The company says it still plans to go public in 2019. But investors have already balked at anything like its $47 billion private-market valuation earlier this year, with news reports suggesting possible targets as low as $10 billion.

It’s typical for banks to provide multiple services to a hot new client. JPMorgan was among the lenders that did business with Facebook before landing a lead underwriting role for its 2012 IPO. Not all such bets pay off, though. SoftBank and its Vision Fund are in much deeper. And JPMorgan may still have cushion for both its credit and equity exposures. Even if so, it’s a lot less well stuffed than it seemed just weeks ago.

First published Sept. 19, 2019

SOFTBANK RISKS CHASING ITS LOSSES WITH WEWORK

BY LIAM PROUD AND ROBERT CYRAN

Bad gamblers chase their losses all the way to financial oblivion. SoftBank Chief Executive Masayoshi Son risks making the same mistake with The We Company, the cash-burning shared-office firm into which he’s already poured, or promised, almost $11 billion.

Son’s Japanese tech conglomerate is in talks to increase an agreed investment in the startup more commonly known as WeWork, from $1.5 billion to $2.5 billion, the Financial Times reported. SoftBank would get the right to receive shares in the future at a lower valuation than had been previously agreed.

Since WeWork’s mooted worth has already fallen from $47 billion to one-fifth of that, all this may sound like throwing good money after bad. WeWork burned almost as much cash last year, according to documents filed in conjunction with its failed IPO, as Son is pondering investing. Son perhaps hopes that WeWork will regain its footing with time, and new leadership, after founder Adam Neumann was ousted as chief executive on Tuesday.

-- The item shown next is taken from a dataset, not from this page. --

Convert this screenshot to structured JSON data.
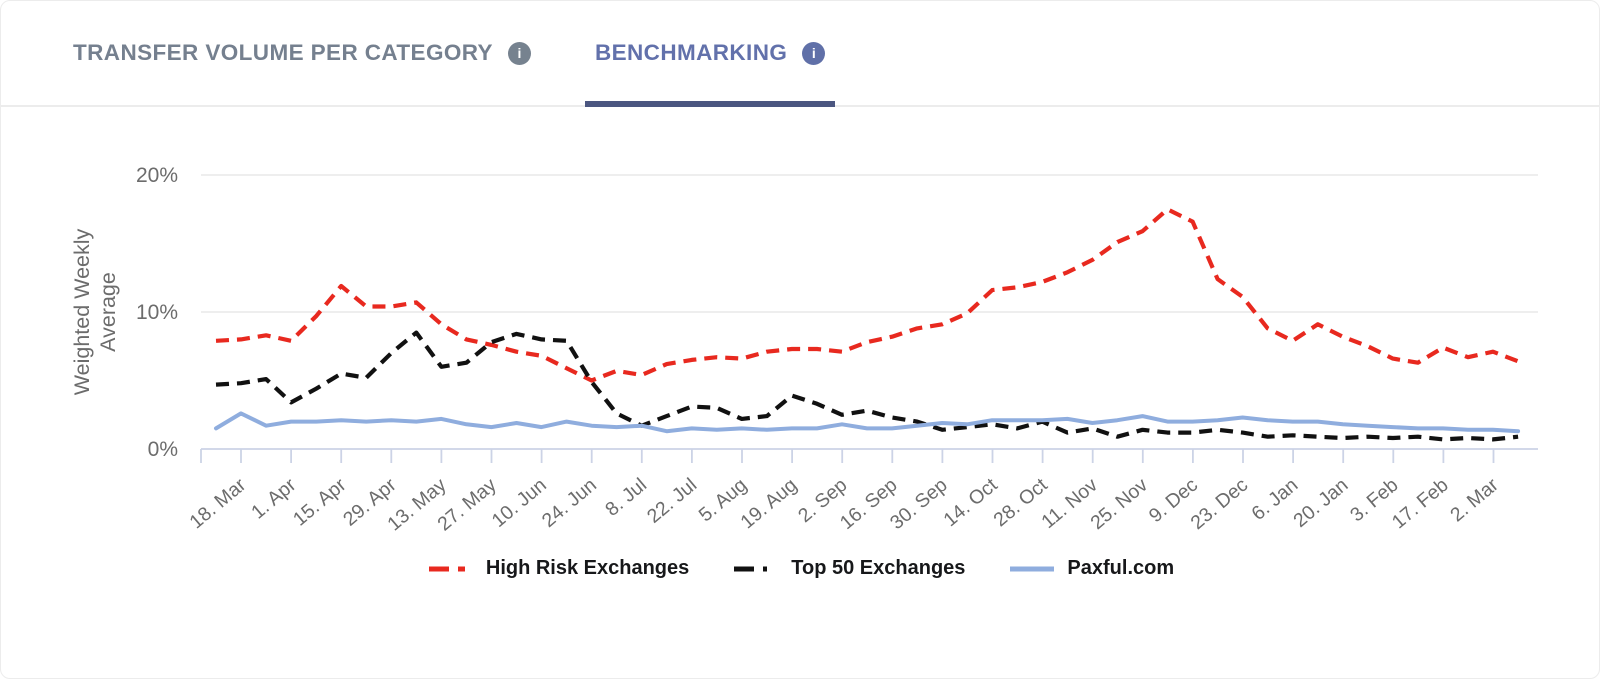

There’s some logic to that. An equity injection from SoftBank may unlock another $3 billion to $4 billion of bank loans. And backers can extract favourable terms injecting capital into viable businesses desperate for cash. Venture firm TCV, for example, invested in Netflix in 1999 and led a 2001 recapitalisation of the company after the dot-com crash. Netflix survived, and thrived. The video-streaming firm now has a market capitalisation of $115 billion.

The snag is that SoftBank may have other drivers than financial returns. Walking away from WeWork would dent the reputation on which the Japanese firm depends for attracting new investors and promising firms into its orbit. Other startups might fear SoftBank will back off during hard times.

This is unlikely to be the last difficult decision SoftBank faces over WeWork. The company has shown it can grow, but not that size has any value, or brings profitability in an industry where others already do similar things. Rival IWG is valued at about 3.7 times trailing revenue, and on the same multiple WeWork would be worth a bit more than $8 billion – less than SoftBank has put in. Son, like WeWork’s tenants, has other places he can hang his hat.